His interest in school was to teach ESL, or English as a Second Language. There was a need for it in our town, and state, and he probably would have had no trouble finding a job anywhere, had that been where he ultimately ended up.

StudyingI read an interesting article today titled, Can you read this?: US suffers foreign language weakness. I didn’t know that only 8% of U.S. college students are currently taking a foreign language? How is this possible, when there are 200 million Chinese students studying English?

Oh, wait, I remember.

In high school, my French teacher did not have enough passion for what she was teaching to distract the twenty-some kids in her class from rubber-band fights and note-passing. She may have been a great instructor, but she couldn’t get us interested.

In addition, my English education was (is) lacking so that terms used to describe things we have in English were foreign to me. I tried to look some up to give you examples, and since I don’t know what words to look for, I can’t even tell you what didn’t make sense. Genders for words was completely abstract. Hell, I was in junior high before I could tell you, without thinking, whether something was an adjective or an adverb. (Funny stuff for a writer, huh?)

Later, in high school number two, I didn’t even have French as a choice – I had German and Spanish. To switch was difficult. Instead of going with the similar language, though, and taking Spanish, I chose German. This was a hard switch, although I received extra tutoring and did well. Score one for the school.

A combination of lack of interest (mine, various instructors, and the school system’s) is probably to blame. As students, I can think of one classmate who thought that their foreign language skills would give them any kind of advantage. One.
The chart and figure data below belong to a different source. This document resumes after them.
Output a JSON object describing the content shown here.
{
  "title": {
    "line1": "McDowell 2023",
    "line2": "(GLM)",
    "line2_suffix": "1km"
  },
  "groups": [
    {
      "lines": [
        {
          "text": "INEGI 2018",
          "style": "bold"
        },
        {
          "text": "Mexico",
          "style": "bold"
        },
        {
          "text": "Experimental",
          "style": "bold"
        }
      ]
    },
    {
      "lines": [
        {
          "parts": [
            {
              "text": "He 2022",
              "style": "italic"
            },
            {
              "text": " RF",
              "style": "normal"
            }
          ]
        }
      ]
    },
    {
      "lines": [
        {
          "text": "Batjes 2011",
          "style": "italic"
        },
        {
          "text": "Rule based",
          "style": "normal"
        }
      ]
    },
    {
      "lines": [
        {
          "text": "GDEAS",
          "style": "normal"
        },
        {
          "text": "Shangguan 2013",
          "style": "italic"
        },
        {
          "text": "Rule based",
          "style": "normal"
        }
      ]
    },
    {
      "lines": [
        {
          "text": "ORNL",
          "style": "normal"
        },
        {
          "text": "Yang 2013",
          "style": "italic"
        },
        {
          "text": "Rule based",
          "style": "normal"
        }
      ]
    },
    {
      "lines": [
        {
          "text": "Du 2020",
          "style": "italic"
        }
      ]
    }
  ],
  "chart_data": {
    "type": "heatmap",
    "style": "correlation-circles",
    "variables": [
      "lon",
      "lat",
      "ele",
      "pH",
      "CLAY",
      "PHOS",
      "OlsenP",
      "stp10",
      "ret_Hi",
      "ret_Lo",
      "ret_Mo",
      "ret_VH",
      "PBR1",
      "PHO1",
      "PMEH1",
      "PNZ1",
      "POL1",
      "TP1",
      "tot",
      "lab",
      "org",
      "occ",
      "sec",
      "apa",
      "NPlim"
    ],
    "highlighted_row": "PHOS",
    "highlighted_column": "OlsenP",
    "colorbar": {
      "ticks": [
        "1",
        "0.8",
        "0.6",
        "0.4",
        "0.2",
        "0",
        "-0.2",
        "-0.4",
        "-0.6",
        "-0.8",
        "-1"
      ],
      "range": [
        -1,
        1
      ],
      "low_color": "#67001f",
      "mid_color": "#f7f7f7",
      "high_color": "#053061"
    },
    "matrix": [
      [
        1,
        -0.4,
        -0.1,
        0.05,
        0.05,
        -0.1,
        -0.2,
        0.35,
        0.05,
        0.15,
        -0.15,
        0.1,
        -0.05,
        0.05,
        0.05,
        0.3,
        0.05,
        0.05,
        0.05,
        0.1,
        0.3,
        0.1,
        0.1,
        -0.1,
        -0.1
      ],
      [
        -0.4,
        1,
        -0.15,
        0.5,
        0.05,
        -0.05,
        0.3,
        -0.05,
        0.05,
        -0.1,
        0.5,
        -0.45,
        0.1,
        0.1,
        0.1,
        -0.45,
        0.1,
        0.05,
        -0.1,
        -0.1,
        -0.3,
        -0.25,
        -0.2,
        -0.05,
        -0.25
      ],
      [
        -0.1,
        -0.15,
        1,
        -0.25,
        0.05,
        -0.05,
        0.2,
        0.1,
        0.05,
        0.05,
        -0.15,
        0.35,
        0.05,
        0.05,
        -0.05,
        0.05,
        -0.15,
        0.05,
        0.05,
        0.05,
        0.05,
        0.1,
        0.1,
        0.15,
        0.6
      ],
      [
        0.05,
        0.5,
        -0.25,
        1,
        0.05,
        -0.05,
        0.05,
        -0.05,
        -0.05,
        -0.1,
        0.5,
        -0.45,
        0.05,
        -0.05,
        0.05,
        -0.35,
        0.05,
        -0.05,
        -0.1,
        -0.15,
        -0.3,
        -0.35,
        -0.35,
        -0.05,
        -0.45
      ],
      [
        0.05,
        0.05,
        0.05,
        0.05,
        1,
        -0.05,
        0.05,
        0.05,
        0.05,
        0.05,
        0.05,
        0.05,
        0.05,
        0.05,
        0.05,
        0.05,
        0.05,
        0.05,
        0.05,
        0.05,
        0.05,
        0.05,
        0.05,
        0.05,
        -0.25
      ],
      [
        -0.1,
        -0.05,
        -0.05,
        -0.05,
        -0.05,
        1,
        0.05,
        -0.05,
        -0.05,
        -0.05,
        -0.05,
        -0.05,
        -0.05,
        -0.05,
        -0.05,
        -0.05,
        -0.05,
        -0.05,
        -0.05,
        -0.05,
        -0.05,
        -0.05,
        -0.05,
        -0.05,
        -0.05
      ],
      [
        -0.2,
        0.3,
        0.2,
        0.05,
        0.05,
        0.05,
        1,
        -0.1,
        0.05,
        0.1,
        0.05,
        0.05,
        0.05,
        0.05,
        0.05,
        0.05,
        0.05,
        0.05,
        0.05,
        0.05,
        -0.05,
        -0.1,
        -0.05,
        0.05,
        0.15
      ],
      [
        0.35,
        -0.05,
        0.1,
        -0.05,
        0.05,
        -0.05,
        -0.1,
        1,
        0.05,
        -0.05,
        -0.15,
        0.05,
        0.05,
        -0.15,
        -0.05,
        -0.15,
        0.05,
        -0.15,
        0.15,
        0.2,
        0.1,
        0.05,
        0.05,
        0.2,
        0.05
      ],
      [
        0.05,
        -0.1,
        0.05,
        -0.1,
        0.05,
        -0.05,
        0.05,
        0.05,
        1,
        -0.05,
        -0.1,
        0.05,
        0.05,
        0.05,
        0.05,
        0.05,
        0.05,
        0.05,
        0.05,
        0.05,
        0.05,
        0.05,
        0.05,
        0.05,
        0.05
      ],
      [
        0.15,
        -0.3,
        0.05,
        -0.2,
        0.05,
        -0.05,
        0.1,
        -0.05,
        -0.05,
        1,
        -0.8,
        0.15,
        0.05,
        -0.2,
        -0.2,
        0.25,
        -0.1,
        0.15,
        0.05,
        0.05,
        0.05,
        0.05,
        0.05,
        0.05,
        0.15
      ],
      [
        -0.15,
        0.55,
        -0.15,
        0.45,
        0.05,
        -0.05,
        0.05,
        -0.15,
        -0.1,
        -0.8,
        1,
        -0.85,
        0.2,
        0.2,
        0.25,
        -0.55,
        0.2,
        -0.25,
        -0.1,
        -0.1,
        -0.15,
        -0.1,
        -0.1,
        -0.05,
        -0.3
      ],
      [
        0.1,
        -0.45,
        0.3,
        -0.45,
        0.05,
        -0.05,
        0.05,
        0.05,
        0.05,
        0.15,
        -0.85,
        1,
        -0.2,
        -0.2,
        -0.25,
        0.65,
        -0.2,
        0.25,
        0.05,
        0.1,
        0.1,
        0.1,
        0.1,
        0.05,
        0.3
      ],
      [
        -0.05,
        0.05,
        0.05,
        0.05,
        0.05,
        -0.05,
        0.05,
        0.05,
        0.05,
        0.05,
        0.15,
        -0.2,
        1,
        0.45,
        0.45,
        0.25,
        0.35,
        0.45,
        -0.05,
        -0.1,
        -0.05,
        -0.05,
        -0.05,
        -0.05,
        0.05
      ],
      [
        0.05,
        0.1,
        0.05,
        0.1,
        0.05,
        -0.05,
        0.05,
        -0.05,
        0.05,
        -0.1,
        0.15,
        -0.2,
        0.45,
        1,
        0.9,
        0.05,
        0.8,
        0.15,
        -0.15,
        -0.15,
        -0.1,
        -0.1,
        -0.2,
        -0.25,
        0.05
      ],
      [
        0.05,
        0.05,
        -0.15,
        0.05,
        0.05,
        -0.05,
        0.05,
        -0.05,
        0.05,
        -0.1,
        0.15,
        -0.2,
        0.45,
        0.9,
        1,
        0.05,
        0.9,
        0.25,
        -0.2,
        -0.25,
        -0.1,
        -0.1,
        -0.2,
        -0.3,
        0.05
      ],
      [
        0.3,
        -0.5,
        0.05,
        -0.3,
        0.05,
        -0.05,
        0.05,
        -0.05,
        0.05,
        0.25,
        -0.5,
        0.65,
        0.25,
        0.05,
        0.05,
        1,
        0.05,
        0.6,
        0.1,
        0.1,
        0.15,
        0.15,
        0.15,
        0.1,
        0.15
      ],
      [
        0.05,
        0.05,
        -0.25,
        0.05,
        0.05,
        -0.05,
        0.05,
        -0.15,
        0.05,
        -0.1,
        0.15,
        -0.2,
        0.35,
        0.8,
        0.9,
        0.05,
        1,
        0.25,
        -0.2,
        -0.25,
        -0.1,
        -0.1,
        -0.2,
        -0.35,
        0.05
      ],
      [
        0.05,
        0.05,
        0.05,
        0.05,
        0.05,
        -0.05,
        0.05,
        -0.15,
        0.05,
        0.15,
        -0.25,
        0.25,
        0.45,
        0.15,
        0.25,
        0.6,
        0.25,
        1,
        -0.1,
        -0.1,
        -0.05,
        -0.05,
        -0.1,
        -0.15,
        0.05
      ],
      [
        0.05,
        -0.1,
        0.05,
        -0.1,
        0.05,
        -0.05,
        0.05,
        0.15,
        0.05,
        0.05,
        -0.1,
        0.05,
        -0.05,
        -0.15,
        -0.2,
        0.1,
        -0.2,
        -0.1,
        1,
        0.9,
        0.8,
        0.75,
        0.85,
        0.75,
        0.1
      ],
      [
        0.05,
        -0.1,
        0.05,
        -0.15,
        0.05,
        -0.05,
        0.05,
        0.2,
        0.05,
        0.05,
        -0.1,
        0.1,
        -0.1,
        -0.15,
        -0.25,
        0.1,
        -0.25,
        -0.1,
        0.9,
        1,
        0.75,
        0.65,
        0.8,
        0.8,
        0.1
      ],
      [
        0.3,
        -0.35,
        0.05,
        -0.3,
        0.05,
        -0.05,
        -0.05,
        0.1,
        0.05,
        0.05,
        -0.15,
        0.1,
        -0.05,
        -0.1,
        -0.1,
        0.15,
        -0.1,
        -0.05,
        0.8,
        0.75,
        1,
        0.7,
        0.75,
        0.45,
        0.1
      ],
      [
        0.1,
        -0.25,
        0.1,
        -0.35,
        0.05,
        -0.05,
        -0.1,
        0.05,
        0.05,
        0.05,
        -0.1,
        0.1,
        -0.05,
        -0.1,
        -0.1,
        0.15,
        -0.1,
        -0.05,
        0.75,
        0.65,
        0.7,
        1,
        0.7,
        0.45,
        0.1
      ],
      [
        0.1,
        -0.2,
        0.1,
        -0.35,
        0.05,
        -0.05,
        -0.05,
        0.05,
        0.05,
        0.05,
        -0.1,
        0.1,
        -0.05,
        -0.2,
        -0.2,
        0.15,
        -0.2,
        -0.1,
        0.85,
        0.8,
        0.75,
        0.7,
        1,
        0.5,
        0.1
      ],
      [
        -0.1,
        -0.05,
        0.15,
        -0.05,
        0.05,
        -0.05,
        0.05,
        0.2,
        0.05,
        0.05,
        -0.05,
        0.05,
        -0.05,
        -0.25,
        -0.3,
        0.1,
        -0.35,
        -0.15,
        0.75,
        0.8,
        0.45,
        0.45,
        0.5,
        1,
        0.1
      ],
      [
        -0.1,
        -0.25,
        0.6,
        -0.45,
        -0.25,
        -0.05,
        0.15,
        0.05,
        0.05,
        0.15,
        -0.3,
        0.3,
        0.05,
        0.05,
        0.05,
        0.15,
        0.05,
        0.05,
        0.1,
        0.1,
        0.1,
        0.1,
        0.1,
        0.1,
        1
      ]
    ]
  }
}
It’s been a while, but I don’t think I ever heard my teacher devote a lesson to why the language I chose would be helpful once I left school, and to be honest, my former language teacher parents probably never made the lecture either.

My kids haven’t heard it yet from me, but that will change tomorrow. Reading that article makes me want to force my kids into Spanish proficiency, so when they’re in high school and the system finally gets around to forcing them to take a second (third, hopefully, at that point) language, they’ll be ready for it.

The hardest part, I think, is helping a kid realize how helpful the things they learn right now are going to be in an abstract future they can’t envision. It’s completely foreign for my kids to think about jobs, or careers, or their future resume. My hardest job will be to get them interested in spite of that fact.